Utusan Rasulullah SAW. kepada raja Ghassam dibunuh secara kejam dan sadis.
Karena perlakuan kejam itutulah, Rasulullah SAW. kemudian mengirim 3000 tentara
yang dipimpin oleh Zaid bin Haritsah untuk memerangi raja Ghassam.
Kedatangan
tentara Muslimin ternyata sudah di ketahui oleh Raja Ghassam. Melalui kerjasama
dengan pasukan Romawi, raja Ghassam juga mengirim pasukan yang jumlahnya
ratusan ribu orang untuk menghadang pasukan Muslim. Kedua pasukan bertemu di
Mu’thah, sebelah selatan Laut Mati (Yordania), dan berkecamuklah perang besar
di sana, itu sehingga perang itu dinamakan perang Mu’thah. Pasukan Ghassam yang
dibantu lansung oleh tentara Romawi berhasil mendesak tentara Muslim. Dalam
pertempuran yang tidak seimbang itu, banyak kaum muslimin yang gugur sebagai
syahid, termasuk pimpinan pasukan, Zaid bin Haritsah. Melihat kenyataan ini,
Khalid bin Walid kemudian mengambil alih komando pimpinan dan memerintahkan
agar pasukan Muslim segera mundur dan kembali ke Madinah.
Kuaisy
Melanggar Perjanjian Hudaibiyah
Secara umum,
setelah berjalan selama kurang lebih dua tahun, perjanjian Hudaibiyah ternyata
menampakkan hasil yang memuaskan.

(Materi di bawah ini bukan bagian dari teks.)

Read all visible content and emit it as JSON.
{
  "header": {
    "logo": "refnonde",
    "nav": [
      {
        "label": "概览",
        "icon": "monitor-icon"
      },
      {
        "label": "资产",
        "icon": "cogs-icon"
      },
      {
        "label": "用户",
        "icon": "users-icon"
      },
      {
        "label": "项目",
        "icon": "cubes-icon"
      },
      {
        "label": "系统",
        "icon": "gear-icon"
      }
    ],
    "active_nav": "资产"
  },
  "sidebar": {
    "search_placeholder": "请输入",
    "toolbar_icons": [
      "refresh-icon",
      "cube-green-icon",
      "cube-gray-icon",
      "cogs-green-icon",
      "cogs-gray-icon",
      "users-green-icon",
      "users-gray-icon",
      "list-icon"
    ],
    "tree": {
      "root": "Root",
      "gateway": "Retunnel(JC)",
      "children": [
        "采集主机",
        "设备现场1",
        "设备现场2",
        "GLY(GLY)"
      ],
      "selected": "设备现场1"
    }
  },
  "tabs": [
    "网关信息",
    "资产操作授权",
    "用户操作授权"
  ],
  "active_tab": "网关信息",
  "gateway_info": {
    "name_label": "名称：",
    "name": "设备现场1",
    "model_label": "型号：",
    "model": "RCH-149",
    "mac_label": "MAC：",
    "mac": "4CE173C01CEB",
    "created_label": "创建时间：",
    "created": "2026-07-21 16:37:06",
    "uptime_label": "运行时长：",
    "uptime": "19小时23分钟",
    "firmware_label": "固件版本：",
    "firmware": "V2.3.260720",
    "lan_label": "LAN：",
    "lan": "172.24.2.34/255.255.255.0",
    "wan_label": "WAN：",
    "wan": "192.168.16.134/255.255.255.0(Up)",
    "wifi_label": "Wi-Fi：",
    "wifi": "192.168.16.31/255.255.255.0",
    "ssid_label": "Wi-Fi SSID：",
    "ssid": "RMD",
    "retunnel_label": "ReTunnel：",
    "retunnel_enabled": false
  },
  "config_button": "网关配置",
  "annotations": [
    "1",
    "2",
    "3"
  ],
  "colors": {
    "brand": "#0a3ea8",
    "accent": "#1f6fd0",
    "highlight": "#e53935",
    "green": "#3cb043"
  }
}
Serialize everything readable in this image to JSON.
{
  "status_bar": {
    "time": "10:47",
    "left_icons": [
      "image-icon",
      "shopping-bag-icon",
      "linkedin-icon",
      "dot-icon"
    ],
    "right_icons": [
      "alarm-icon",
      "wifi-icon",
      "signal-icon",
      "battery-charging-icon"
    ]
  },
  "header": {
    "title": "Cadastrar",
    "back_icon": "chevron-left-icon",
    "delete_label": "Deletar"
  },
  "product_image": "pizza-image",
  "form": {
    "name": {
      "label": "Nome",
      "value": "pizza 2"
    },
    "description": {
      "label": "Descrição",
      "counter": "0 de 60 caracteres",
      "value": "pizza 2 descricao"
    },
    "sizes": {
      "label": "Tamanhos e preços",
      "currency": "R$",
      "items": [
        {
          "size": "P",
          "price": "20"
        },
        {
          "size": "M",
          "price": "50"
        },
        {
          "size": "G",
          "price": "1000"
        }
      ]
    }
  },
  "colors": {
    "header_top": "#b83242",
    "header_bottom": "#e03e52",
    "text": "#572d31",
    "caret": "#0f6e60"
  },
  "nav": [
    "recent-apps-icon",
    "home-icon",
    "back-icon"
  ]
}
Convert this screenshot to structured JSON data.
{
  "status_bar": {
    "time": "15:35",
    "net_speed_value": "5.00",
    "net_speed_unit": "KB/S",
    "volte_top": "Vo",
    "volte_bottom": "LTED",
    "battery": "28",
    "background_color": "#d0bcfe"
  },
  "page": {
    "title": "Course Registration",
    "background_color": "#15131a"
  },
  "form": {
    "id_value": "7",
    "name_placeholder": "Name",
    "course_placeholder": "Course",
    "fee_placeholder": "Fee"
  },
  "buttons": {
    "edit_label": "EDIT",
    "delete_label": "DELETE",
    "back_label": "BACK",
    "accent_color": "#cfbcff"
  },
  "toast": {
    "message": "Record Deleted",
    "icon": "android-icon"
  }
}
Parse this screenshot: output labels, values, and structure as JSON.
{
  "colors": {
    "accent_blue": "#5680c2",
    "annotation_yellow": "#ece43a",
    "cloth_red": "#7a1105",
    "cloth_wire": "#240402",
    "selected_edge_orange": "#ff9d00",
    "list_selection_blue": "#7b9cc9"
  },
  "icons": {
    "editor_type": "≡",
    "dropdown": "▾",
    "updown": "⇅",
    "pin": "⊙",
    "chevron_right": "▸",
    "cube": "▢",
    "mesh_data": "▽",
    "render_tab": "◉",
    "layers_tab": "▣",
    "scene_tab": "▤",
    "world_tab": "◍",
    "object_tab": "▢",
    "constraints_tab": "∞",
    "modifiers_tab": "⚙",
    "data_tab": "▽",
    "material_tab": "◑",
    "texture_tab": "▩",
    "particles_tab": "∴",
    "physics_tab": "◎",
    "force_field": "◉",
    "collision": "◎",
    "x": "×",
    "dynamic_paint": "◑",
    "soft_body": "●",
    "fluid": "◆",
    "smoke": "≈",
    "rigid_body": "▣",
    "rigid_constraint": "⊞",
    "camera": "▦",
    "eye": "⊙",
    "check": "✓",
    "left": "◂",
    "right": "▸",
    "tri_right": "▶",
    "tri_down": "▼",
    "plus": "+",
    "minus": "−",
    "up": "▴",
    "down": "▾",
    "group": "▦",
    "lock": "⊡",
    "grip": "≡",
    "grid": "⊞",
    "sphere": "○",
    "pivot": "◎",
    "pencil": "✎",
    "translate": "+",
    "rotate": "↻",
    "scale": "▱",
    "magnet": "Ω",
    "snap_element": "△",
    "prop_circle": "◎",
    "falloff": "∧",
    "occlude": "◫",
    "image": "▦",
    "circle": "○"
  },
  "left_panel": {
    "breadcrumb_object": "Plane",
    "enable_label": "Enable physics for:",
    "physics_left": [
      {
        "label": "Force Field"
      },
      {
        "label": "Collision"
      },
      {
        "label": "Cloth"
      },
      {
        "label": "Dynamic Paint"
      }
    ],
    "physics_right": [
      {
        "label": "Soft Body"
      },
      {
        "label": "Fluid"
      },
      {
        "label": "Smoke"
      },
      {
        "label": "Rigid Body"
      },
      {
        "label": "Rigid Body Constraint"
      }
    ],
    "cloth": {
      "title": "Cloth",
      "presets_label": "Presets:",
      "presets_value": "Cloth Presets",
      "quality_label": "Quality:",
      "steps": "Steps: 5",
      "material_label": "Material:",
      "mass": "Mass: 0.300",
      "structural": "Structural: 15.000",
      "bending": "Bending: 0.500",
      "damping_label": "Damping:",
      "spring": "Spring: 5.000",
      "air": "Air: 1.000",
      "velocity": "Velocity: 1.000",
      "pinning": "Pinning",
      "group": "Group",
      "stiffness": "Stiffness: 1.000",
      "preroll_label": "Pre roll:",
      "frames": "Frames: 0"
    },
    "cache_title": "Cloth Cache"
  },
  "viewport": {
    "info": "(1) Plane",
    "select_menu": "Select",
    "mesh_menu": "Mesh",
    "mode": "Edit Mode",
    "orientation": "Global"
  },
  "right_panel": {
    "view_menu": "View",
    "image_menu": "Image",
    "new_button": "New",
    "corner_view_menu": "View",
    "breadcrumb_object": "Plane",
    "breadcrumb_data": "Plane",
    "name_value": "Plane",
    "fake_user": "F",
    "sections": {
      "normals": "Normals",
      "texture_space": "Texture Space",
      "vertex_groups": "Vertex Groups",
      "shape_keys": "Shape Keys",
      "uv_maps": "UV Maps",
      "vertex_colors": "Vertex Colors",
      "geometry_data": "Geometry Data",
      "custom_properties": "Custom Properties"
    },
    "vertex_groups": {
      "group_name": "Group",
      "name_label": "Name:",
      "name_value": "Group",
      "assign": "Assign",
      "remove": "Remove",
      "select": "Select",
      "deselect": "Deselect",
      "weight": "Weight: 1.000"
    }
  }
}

Keleluasaan yang didapat oleh Kaum Muslimin
untuk mengadakan perjanjian atau persekutuan serta ekspansi ke beberapa kabilah
di seluruh jazirah Arab, telah berhasil memperkuat barisan kaum Mulimin. Hampir
seluruh Semenjanjung Arab, termasuk suku-suku yang paling selatan sekali pun,
telah menggabungkan diri dengan barisan Kaum Muslimin. Hanya beberapa suku
kecil di dekat Mekkah yang belum menyatakan diri masuk Islam. Perjanjian
Hudaibiyah dua tahun sebelumnya ternyata telah dimanfaatkan oleh kaum Muslimin
untuk mengkonsolidasikan kekautan mereka. Kenyataa semacam ini tentu membuat
kaum Kuraisy Mekkah menjadi gusar, namun mereka tidak dapat berbuat apa-apa.
Menjelang
tahun ke 8 Hijriyah, Bani Bakar yang menjadi sekutu Kaum Kuraisy berselisih
dengan Bani Khuza’ah yang berada dibawah perlindungan Islam. Bani Bakar
kemudian meminta bantuan kepada kaum Kafir Kuraisy untuk bersama-sama menyerang
Bani Khuza’ah. Permintaan itu dikabulkan dan digempurlah pedukuhan Bani
Khuza’ah oleh dua kekuatan besar itu. Banyak diantara pendudyknya yang tewas
dan sisanya lari tercerai-berai. Penyerangan oleh pihak Kuraiys yang
bekerjasama dengan Bani Bakar itu merupakan penghianatan atas genjatan senjata
sepuluh tahun yang disepakati dalam perjanjian Hudaibiyah. Karena itulah, salah
seorang dari Bani Khuza’ah bernama Amr bin Salim, kemudian melapor kepada
Rasulullah SAW. dan meminta keadilan. Dia merasa dirugikan oleh komplotan
Kuraisy dan Bani Bakar yang telah menghancurkan pedukuhannya sekaligus melamnggar
perjanjian Hudaibiyah.[40]
Mengetahui
bahwa perjanjian Hudaibiyah dilanggar, Rasulullah SAW. kemudian mengumumkan
kepada sahabat-sahabatnya untuk bersiap-siap menyerang Mekkah. Mereka
diharapkan siap sedia untuk kembali ke tanah kelahiran mereka, atau mati secara
syahid di jalan Allah SWT. Berita tentang rencamna penyerangan itu kemudian
didengar oleh para petinggi Kuraisy. Mereka merasa bersalah karena telah
melanggar perjanjian yang telah mereka buat sendiri dengan Rasulullah SAW.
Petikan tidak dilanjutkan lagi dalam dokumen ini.